Para o Planalto, a conjuntura econômica é restritiva a reajustes neste momento.
O ritmo menor de crescimento neste ano e o temor de contaminação doméstica da crise internacional justificam, aos olhos de alguns setores do governo, postura mais severa. Uma conta recente reforçou a tese: o IPCA dos últimos 12 meses fechou em 7,31% em setembro.
“Se você vê uma tempestade se formar no céu, não pode sair à rua de bermuda e camiseta. Tem que ter um guarda-chuva”, afirma o ministro das Comunicações, Paulo Bernardo, ex-chefe do Planejamento. “O quadro hoje é diferente de 2007, quando aumentamos os salários de muitas categorias.”
A ordem de Dilma é puxar o freio de mão nas despesas correntes agora e manter a despesa controlada também em 2012. De volta da Europa, ela deve hoje discutir o assunto greve na reunião de coordenação do governo.
Com Guido Mantega (Fazenda), tratará especificamente da paralisação dos bancários. Ela determinou ainda que cada ministro atue em sua área específica na busca de soluções que acabem ou evitem paralisações.
“É uma bobagem essa história [de momento delicado]. Estamos num momento bom para greves. Há resultados muito positivos na economia”, discorda Artur Henrique, presidente da CUT.
O Ministério do Planejamento é o principal alvo de queixa nos sindicatos. A pasta nega atitude diferente e cita frase de Lula: “Greve é guerra, não férias”. Só que o ex-presidente sempre flexibilizava: trocava descontos por reposição de dias parados.
Ao menos nos Correios, a orientação é manter os cortes. “É inaceitável abonar tantos dias parados”, diz Wagner Pinheiro, presidente da empresa. Essa linha de ação reforçou o movimento de grupos sindicais que, nos bastidores, ajudaram a circular o “volta, Lula”, tese abafada pelo próprio ex-presidente.

7 Comentários

  1. -Seria surpresa dito do governo sendo administrado pelo PT – Partido que se dizem ser dos Trabalhadores. Na verdade não dão aumento à classe trabalhadora para esconder sua incompetência.

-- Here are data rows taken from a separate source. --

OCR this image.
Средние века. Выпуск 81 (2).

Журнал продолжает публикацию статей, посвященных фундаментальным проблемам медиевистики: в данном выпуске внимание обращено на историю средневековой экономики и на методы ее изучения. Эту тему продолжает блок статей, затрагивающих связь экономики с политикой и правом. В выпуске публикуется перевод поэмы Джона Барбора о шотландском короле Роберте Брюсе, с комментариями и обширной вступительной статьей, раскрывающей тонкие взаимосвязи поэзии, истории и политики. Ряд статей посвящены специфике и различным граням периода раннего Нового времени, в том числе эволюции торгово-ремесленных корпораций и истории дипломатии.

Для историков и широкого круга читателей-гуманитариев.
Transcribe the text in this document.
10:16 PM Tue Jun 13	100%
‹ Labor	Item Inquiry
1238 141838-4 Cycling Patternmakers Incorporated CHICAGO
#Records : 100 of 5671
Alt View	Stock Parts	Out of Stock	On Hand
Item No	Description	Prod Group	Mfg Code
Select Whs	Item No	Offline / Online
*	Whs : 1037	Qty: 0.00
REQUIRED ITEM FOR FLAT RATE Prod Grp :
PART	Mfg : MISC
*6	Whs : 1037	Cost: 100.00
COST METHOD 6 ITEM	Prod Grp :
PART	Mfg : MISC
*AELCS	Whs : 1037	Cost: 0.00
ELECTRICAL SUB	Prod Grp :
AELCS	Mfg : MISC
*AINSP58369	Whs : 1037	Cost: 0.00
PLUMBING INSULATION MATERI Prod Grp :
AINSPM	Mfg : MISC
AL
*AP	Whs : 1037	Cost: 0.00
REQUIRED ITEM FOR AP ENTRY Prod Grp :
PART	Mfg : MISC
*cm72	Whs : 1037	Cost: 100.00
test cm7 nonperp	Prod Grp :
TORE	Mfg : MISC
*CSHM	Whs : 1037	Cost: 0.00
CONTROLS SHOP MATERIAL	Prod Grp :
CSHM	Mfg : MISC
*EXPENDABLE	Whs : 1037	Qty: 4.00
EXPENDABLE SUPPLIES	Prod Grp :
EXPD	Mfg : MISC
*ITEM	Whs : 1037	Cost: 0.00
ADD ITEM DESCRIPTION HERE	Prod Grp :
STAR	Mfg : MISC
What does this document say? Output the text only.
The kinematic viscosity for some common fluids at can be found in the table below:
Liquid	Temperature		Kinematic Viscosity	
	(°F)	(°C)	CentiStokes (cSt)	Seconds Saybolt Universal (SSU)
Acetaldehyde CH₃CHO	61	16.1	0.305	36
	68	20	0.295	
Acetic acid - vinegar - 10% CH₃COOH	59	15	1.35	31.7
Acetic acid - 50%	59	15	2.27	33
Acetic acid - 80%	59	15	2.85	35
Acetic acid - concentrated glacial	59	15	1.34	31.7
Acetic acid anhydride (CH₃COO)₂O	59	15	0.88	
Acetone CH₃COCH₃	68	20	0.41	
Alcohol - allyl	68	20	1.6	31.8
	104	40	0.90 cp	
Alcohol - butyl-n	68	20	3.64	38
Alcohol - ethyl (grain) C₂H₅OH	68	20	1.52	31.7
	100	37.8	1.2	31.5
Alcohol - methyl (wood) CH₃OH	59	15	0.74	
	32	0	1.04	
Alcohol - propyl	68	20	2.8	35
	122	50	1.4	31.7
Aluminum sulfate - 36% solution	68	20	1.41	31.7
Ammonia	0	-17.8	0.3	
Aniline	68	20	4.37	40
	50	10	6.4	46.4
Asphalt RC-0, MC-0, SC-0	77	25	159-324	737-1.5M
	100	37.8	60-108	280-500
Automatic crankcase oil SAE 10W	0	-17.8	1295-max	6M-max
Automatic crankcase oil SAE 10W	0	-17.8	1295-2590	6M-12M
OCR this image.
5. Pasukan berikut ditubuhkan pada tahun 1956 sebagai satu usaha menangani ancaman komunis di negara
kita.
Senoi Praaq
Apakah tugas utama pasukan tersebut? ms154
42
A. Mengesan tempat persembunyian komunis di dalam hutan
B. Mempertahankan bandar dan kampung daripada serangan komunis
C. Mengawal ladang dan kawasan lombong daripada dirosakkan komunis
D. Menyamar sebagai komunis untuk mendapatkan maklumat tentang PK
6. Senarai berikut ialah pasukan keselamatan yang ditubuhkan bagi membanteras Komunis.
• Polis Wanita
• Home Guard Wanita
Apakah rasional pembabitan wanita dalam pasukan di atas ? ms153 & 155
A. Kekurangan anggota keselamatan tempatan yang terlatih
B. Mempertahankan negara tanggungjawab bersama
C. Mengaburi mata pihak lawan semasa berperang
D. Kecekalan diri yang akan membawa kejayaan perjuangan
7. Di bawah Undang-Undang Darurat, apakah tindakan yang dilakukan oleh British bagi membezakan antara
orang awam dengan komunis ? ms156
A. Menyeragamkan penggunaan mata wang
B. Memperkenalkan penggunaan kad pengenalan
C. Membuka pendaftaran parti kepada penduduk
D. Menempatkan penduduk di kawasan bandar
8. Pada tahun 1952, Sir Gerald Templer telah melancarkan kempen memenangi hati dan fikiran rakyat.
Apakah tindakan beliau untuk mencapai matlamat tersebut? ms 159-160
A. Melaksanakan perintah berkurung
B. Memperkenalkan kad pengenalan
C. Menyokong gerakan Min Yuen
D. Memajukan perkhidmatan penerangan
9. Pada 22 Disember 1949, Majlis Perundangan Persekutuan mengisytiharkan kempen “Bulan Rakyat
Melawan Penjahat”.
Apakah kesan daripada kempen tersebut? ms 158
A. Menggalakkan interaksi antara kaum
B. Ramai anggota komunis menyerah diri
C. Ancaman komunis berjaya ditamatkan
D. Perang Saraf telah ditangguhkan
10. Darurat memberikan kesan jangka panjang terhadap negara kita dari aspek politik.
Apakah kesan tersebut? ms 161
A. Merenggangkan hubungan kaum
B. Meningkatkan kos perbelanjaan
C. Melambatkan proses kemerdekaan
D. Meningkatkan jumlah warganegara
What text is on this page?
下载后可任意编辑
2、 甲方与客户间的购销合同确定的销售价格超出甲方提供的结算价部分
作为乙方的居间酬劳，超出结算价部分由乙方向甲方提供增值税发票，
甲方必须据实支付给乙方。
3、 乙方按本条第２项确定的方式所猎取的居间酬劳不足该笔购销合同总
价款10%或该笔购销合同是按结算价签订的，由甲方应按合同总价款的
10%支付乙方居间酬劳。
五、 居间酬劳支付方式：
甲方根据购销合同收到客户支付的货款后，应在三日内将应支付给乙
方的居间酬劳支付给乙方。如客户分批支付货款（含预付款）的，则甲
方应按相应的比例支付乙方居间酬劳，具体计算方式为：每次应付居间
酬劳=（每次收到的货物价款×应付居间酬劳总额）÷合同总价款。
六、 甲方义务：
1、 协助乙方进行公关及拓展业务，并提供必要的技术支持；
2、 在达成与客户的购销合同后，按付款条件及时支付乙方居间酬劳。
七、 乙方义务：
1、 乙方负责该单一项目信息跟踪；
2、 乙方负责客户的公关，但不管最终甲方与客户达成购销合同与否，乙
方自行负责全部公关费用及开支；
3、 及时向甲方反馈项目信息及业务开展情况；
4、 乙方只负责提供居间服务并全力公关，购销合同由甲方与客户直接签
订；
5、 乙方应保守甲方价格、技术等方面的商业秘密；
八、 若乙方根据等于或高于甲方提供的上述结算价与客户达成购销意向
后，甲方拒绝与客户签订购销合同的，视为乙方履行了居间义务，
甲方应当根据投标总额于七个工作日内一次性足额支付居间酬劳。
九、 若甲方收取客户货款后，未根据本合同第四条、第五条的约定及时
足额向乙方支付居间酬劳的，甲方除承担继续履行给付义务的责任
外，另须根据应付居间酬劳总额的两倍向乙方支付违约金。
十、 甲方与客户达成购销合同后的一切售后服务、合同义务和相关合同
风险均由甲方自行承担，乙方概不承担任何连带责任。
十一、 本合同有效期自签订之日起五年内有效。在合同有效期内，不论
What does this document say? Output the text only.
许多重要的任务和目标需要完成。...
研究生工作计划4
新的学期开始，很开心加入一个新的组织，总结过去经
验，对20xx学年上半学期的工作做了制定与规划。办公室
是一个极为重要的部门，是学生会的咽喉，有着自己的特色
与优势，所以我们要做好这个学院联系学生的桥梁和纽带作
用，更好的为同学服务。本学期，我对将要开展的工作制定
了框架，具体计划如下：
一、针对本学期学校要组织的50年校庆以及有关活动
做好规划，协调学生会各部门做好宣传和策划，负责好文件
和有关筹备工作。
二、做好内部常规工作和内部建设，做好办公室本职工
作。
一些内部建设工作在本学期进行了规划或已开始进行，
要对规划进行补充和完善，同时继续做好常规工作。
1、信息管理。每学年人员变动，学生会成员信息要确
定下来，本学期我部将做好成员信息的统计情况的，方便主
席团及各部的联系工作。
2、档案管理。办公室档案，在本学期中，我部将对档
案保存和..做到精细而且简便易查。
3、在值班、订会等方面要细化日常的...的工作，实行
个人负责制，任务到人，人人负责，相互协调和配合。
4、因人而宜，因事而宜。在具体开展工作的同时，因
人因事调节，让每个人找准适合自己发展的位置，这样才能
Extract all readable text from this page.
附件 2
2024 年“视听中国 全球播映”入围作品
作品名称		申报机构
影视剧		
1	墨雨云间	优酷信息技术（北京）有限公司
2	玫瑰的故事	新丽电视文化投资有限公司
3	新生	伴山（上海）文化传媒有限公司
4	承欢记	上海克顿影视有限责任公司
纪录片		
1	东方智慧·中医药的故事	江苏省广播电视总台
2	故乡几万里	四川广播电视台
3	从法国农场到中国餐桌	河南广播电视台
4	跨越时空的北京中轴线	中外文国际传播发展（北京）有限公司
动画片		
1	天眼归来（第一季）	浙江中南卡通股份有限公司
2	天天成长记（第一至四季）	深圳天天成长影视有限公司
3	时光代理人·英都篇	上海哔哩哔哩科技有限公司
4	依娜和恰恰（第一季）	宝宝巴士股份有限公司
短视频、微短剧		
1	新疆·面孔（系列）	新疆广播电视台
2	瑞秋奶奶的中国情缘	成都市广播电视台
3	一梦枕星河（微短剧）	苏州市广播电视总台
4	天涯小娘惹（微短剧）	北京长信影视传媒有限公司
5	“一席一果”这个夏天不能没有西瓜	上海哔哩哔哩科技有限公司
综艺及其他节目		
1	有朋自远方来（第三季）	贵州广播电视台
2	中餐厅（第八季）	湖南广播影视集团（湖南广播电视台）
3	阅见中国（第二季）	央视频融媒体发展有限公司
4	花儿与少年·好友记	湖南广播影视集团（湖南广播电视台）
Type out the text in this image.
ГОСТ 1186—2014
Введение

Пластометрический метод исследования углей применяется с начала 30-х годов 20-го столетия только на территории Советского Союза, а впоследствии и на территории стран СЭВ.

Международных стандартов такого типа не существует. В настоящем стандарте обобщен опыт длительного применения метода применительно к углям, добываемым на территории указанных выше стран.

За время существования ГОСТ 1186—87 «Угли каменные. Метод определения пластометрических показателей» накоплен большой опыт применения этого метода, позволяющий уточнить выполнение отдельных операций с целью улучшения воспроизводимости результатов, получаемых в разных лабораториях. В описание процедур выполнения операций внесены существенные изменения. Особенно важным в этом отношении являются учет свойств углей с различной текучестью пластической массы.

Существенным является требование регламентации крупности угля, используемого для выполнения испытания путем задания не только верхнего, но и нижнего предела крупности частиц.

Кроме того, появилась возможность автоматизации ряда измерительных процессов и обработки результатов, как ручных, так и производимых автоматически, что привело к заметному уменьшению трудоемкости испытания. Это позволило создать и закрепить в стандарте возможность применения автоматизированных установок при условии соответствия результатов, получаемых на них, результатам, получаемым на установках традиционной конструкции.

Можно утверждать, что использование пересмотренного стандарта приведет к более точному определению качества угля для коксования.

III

  2. Sidnei Belizário de Melo Responder

    Durante sua capanha a Presidência, Dilma Rousseff, as grandes centrais sindicais e sindicatos ligados a essas entidades receberam tratamento complacente do governo, em relação ao controle e à fiscalização do uso do dinheiro público.
    A mostragem extraída do Sistema Integrado de Administração Financeira aponta irregularidades e pendências em pelo menos R$ 162 milhões repassados a estas centrais. E um absurdo, estas intidades até queriam a extição da contribuição confederativa ou assistencial aos sindicatos( aquela contribuição que o trabalhador faz uma vez por ano). O motivo claro uso seria o uso do dinheiro público através do partido governamental ( convênios, Ongs), não teriam motivo de recolher,e enfraqueceria outros sindicatos independentes.

    .

  3. O caso dos bancários é uma falta de respeito com a população, pois os mesmos trabalham pouco ganham bem e ainda fazem greve.
    Quais as categorias que tiveram aumento acima da inflação?
    Os bancários são melhor que os demais trabalhadores?
    Muitos trabalham com ma vontade apesar da baixa carga horária que fazem.

  4. O ministro das comunicações, depois de ter causado a maior greve da historia dos Correios, usando cargos como moeda de troca para conquistar sindicalistas desafetos, tenta mostrar inteligência e corrigir o erro cometido com frases de efeito. Agora agüenta a “tempestade”.

  5. No confronto sindical: Dilma X Lula, amizades a parte mas no meu bolso só o meu trabalho resolve.O governo já arrecadou este ano mais de UM TRILHÃO DE REAIS EM IMPOSTOS, será que uma boa conduta diante entre governo e administração ainda se fala em inflação? Manda essa turma ir trabalhar para ser futuro; se não forem em 3 dias de a conta e contrate outros! ou privatiza tudo e cobra mais impostos.

  6. Tá certo a presidente Dilma, senão estão contente com o salário, peçam demissão e vão trabalhar em outras empresas.